Gilla Inc. will conduct its business honestly and ethically wherever we operate in the world. We will constantly improve the quality of our services, products and operations and will create a reputation for honesty, fairness, respect, responsibility, and integrity, trust and sound business judgment. No illegal or unethical conduct on the part of officers, directors, employees or affiliates is in the Company's best interest. Gilla Inc. will not compromise its principles for short-term advantage. The ethical performance of this Company is the sum of the ethics of the men and women who work here.
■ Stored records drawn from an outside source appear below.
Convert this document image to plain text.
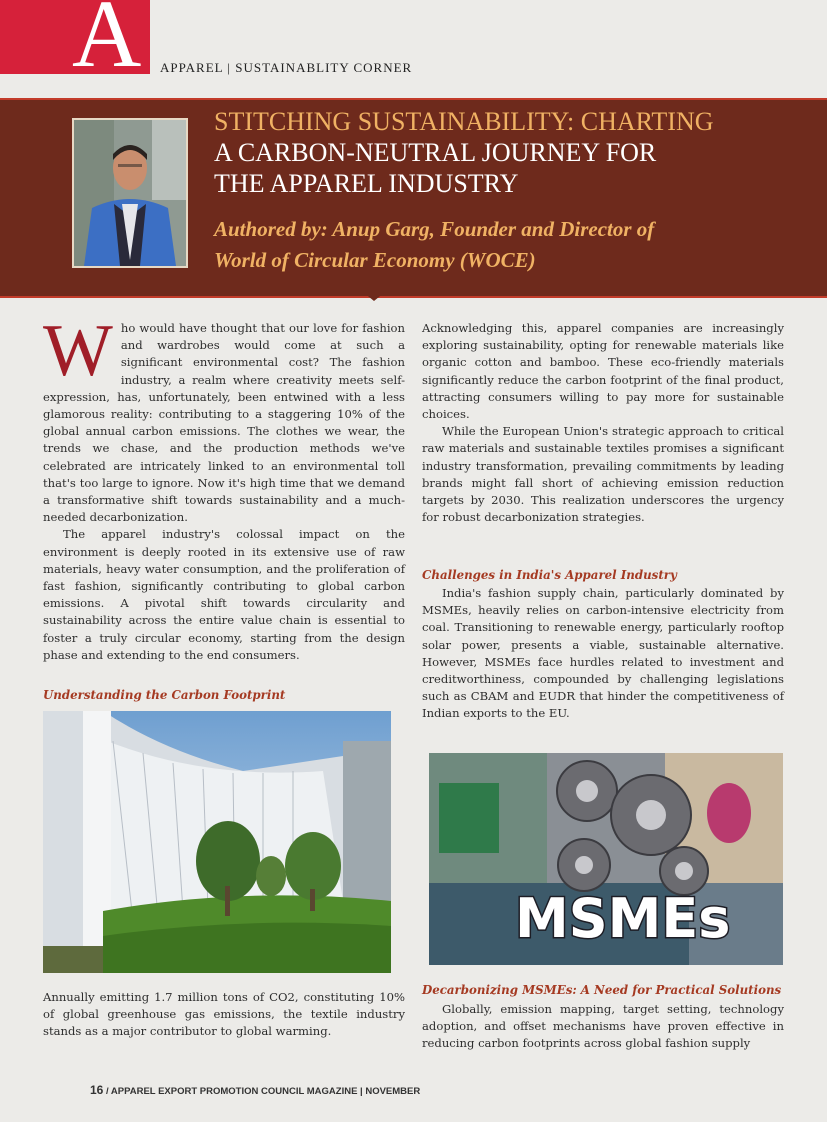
A APPAREL | SUSTAINABLITY CORNER
STITCHING SUSTAINABILITY: CHARTING
A CARBON-NEUTRAL JOURNEY FOR
THE APPAREL INDUSTRY
Authored by: Anup Garg, Founder and Director of
World of Circular Economy (WOCE)
W ho would have thought that our love for fashion and wardrobes would come at such a significant environmental cost? The fashion industry, a realm where creativity meets self-expression, has, unfortunately, been entwined with a less glamorous reality: contributing to a staggering 10% of the global annual carbon emissions. The clothes we wear, the trends we chase, and the production methods we've celebrated are intricately linked to an environmental toll that's too large to ignore. Now it's high time that we demand a transformative shift towards sustainability and a much-needed decarbonization.

The apparel industry's colossal impact on the environment is deeply rooted in its extensive use of raw materials, heavy water consumption, and the proliferation of fast fashion, significantly contributing to global carbon emissions. A pivotal shift towards circularity and sustainability across the entire value chain is essential to foster a truly circular economy, starting from the design phase and extending to the end consumers.

Understanding the Carbon Footprint

Annually emitting 1.7 million tons of CO2, constituting 10% of global greenhouse gas emissions, the textile industry stands as a major contributor to global warming.

Acknowledging this, apparel companies are increasingly exploring sustainability, opting for renewable materials like organic cotton and bamboo. These eco-friendly materials significantly reduce the carbon footprint of the final product, attracting consumers willing to pay more for sustainable choices.

While the European Union's strategic approach to critical raw materials and sustainable textiles promises a significant industry transformation, prevailing commitments by leading brands might fall short of achieving emission reduction targets by 2030. This realization underscores the urgency for robust decarbonization strategies.

Challenges in India's Apparel Industry

India's fashion supply chain, particularly dominated by MSMEs, heavily relies on carbon-intensive electricity from coal. Transitioning to renewable energy, particularly rooftop solar power, presents a viable, sustainable alternative. However, MSMEs face hurdles related to investment and creditworthiness, compounded by challenging legislations such as CBAM and EUDR that hinder the competitiveness of Indian exports to the EU.

MSMEs
Decarbonizing MSMEs: A Need for Practical Solutions

Globally, emission mapping, target setting, technology adoption, and offset mechanisms have proven effective in reducing carbon footprints across global fashion supply

16 / APPAREL EXPORT PROMOTION COUNCIL MAGAZINE | NOVEMBER
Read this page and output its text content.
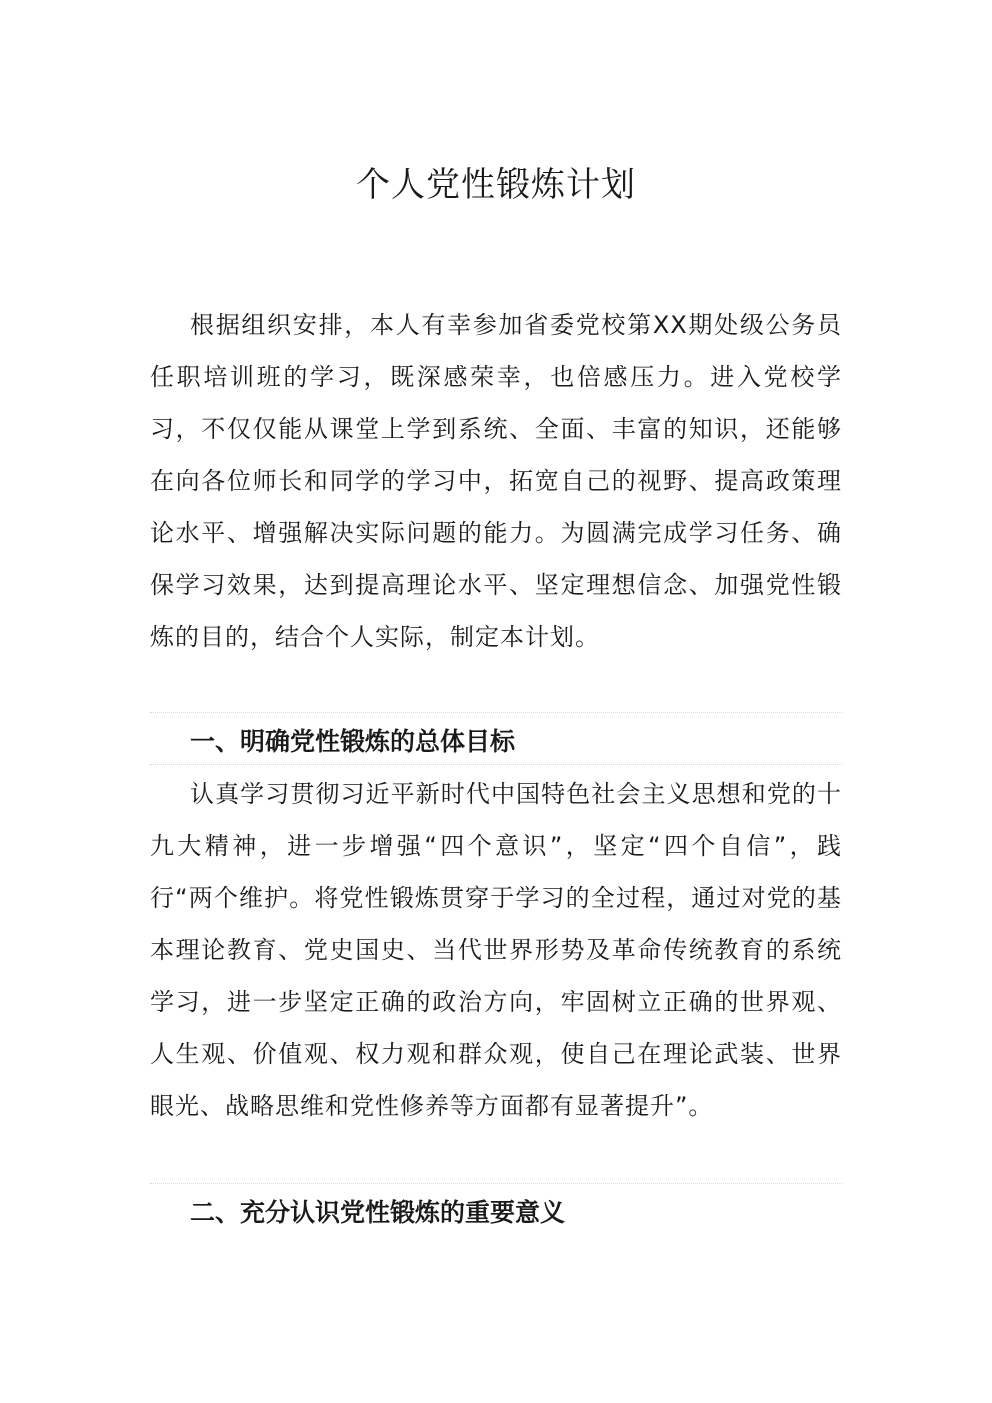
个人党性锻炼计划

根据组织安排，本人有幸参加省委党校第XX期处级公务员任职培训班的学习，既深感荣幸，也倍感压力。进入党校学习，不仅仅能从课堂上学到系统、全面、丰富的知识，还能够在向各位师长和同学的学习中，拓宽自己的视野、提高政策理论水平、增强解决实际问题的能力。为圆满完成学习任务、确保学习效果，达到提高理论水平、坚定理想信念、加强党性锻炼的目的，结合个人实际，制定本计划。

一、明确党性锻炼的总体目标

认真学习贯彻习近平新时代中国特色社会主义思想和党的十九大精神，进一步增强“四个意识”，坚定“四个自信”，践行“两个维护。将党性锻炼贯穿于学习的全过程，通过对党的基本理论教育、党史国史、当代世界形势及革命传统教育的系统学习，进一步坚定正确的政治方向，牢固树立正确的世界观、人生观、价值观、权力观和群众观，使自己在理论武装、世界眼光、战略思维和党性修养等方面都有显著提升”。

二、充分认识党性锻炼的重要意义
Thus, we are all expected to adhere to high standards of personal integrity.
 
Officers, directors, and employees of the Company must never permit their personal interests to conflict, or appear to conflict, with the interests of the Company, its clients or affiliates. Officers, directors and employees must be particularly careful to avoid representing Gilla Inc. in any transaction with others with whom there is any outside business affiliation or relationship. Officers, directors, and employees shall avoid using their Company contacts to advance their private business or personal interests at the expense of the Company, its clients or affiliates.
 
No bribes, kickbacks or other similar remuneration or consideration shall be given to any person or organization in order to attract or influence business activity. Officers, directors and employees shall avoid gifts, gratuities, fees, bonuses or excessive entertainment, in order to attract or influence business activity.
 
Officers, directors and employees of Gilla Inc. will often come into contact with, or have possession of, proprietary, confidential or business-sensitive information and must take appropriate steps to assure that such information is strictly safeguarded. This information - whether it is on behalf of our Company or any of our clients or affiliates - could include strategic business plans, operating results, marketing strategies, customer lists, personnel records, upcoming acquisitions and divestitures, new investments, and manufacturing costs, processes and methods. Proprietary, confidential and sensitive business information about this Company, other companies, individuals and entities should be treated with sensitivity and discretion and only be disseminated on a need-to-know basis.
 
Misuse of material inside information in connection with trading in the Company's securities can expose an individual to civil liability and penalties. Directors, officers, and employees in possession of material information not available to the public are "insiders". Spouses, friends, suppliers, brokers, and others outside the Cy who may have acquired the information directly or indirectly from a director, officer or employee are also "insiders." The Act prohibits insiders from trading in, or recommending the sale or purchase of, the Company's securities, while such inside information is regarded as "material", or if it is important enough to influence you or any other person in the purchase or sale of securities of any Company with which we do business, which could be affected by the inside information.
 
 

 
 
The following guidelines should be followed in dealing with inside information:
 
Until the Company has publicly released the material information, an employee must not disclose it to anyone except those within the Company whose positions require use of the information.
 
Employees must not buy or sell the Company's securities when they have knowledge of material information concerning the Company until it has been disclosed to the public and the public has had sufficient time to absorb the information.
 
Employees shall not buy or sell securities of another corporation, the value of which is likely to be affected by an action by the Company of which the employee is aware and which has not been publicly disclosed.
 
Officers, directors and employees will seek to report all information accurately and honestly, and as otherwise required by applicable reporting requirements.